自宅へと続く帰り道。私はずっと今まで起きた出来事を思い返していた。
――桐島くん。本当に罪な人だと思う。
色々な女の子に手を出して弄んで、たくさんの人たちのことを振り回している。
それでも、彼に想いを寄せる人は減らない。それだけ桐島くんが魅力的な人だということなのだろう。
人の恋愛相談ばかり乗ってきた私だけど、実はもうすぐ付き合って一年になる彼氏がいる。
理想は包容力があって気立てがよくて王子さまのような人と恋をしたいと夢見ていた。
でも、実際は王子さまなんていない。
優しかった彼も自分がモテることを知り、周りからちやほやされはじめてからは、私に隠れて浮気をするようになった。
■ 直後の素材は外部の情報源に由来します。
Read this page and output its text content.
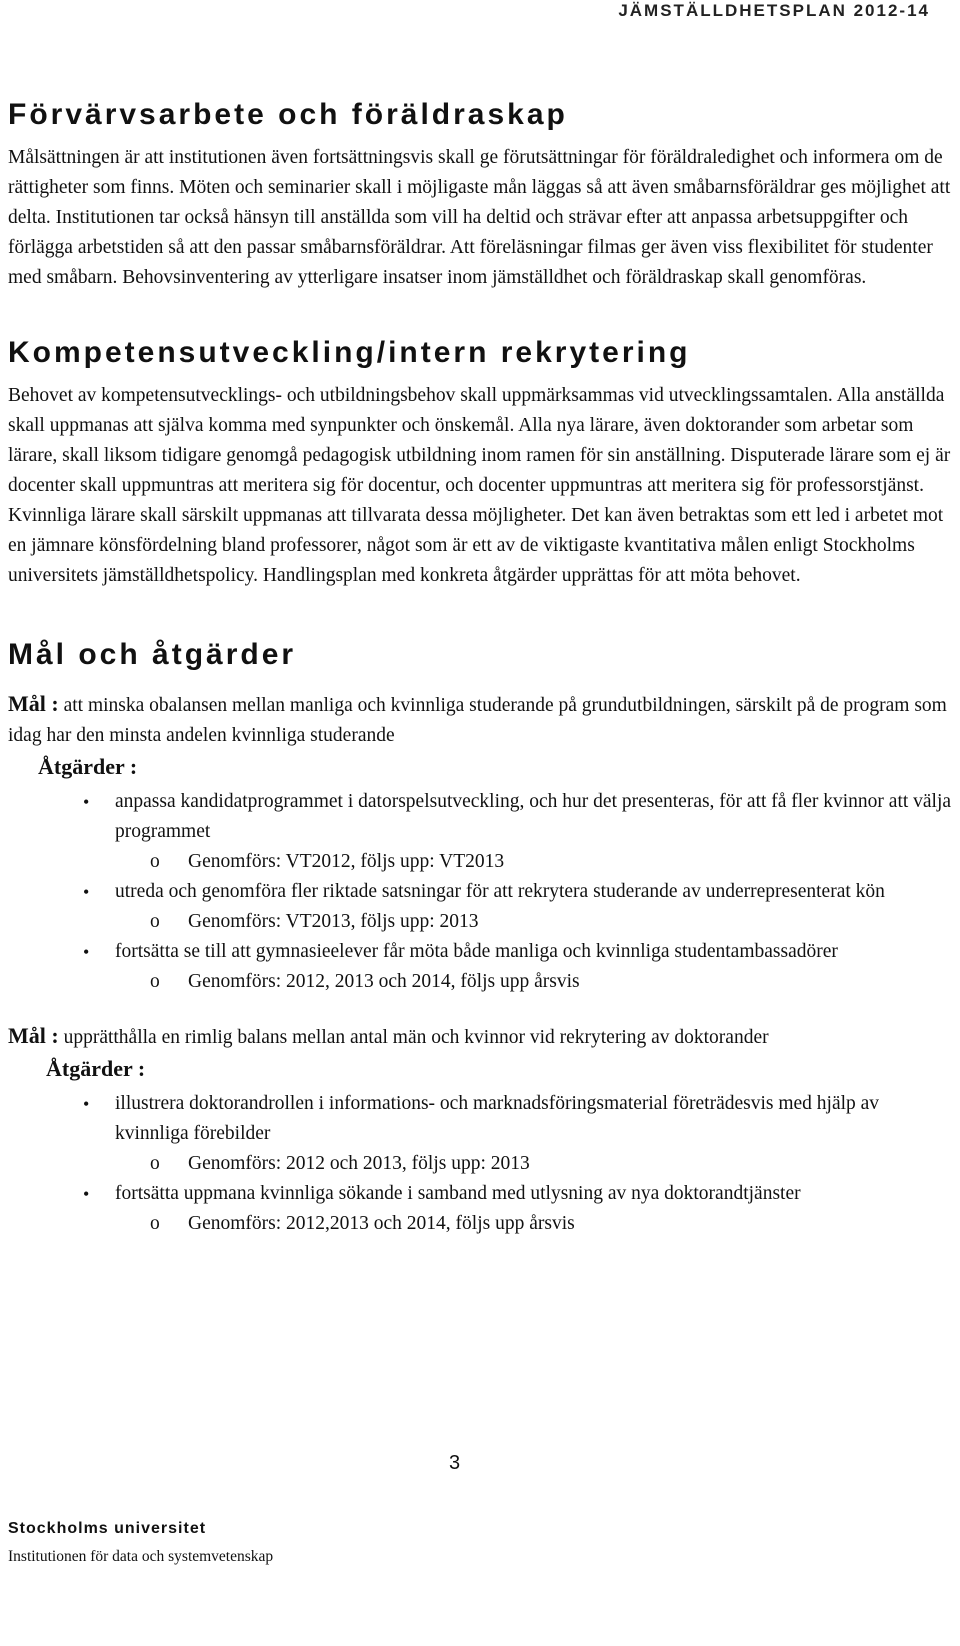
JÄMSTÄLLDHETSPLAN 2012-14
Förvärvsarbete och föräldraskap

Målsättningen är att institutionen även fortsättningsvis skall ge förutsättningar för föräldraledighet och informera om de rättigheter som finns. Möten och seminarier skall i möjligaste mån läggas så att även småbarnsföräldrar ges möjlighet att delta. Institutionen tar också hänsyn till anställda som vill ha deltid och strävar efter att anpassa arbetsuppgifter och förlägga arbetstiden så att den passar småbarnsföräldrar. Att föreläsningar filmas ger även viss flexibilitet för studenter med småbarn. Behovsinventering av ytterligare insatser inom jämställdhet och föräldraskap skall genomföras.

Kompetensutveckling/intern rekrytering

Behovet av kompetensutvecklings- och utbildningsbehov skall uppmärksammas vid utvecklingssamtalen. Alla anställda skall uppmanas att själva komma med synpunkter och önskemål. Alla nya lärare, även doktorander som arbetar som lärare, skall liksom tidigare genomgå pedagogisk utbildning inom ramen för sin anställning. Disputerade lärare som ej är docenter skall uppmuntras att meritera sig för docentur, och docenter uppmuntras att meritera sig för professorstjänst. Kvinnliga lärare skall särskilt uppmanas att tillvarata dessa möjligheter. Det kan även betraktas som ett led i arbetet mot en jämnare könsfördelning bland professorer, något som är ett av de viktigaste kvantitativa målen enligt Stockholms universitets jämställdhetspolicy. Handlingsplan med konkreta åtgärder upprättas för att möta behovet.

Mål och åtgärder

Mål : att minska obalansen mellan manliga och kvinnliga studerande på grundutbildningen, särskilt på de program som idag har den minsta andelen kvinnliga studerande

Åtgärder :

• anpassa kandidatprogrammet i datorspelsutveckling, och hur det presenteras, för att få fler kvinnor att välja programmet
o Genomförs: VT2012, följs upp: VT2013
• utreda och genomföra fler riktade satsningar för att rekrytera studerande av underrepresenterat kön
o Genomförs: VT2013, följs upp: 2013
• fortsätta se till att gymnasieelever får möta både manliga och kvinnliga studentambassadörer
o Genomförs: 2012, 2013 och 2014, följs upp årsvis

Mål : upprätthålla en rimlig balans mellan antal män och kvinnor vid rekrytering av doktorander

Åtgärder :

• illustrera doktorandrollen i informations- och marknadsföringsmaterial företrädesvis med hjälp av kvinnliga förebilder
o Genomförs: 2012 och 2013, följs upp: 2013
• fortsätta uppmana kvinnliga sökande i samband med utlysning av nya doktorandtjänster
o Genomförs: 2012,2013 och 2014, följs upp årsvis
3
Stockholms universitet
Institutionen för data och systemvetenskap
一度目は仕方ないと目を瞑り、二度目は彼女である私に責任があるのではないかと自分を責めて、三度目はそういう人なのだと諦めた。
浮気をするたびに彼は「本気で好きなのはメイコだけだ」とすがってくる。
この人とは別れられない。なにがあっても離れられないくらい、私も本気で好きになっていた。
大抵のことは、なんでも許した。
ごめん、と謝ってくれば、呆れながらも見放すことはしなかった。
でも、彼が私の友達と隠れて関係を持ったことを知り、ついに私は怒って最後の手段を取ることにした。
本当はこんなことはしたくない。
でも、浮気が直らない彼が悪い。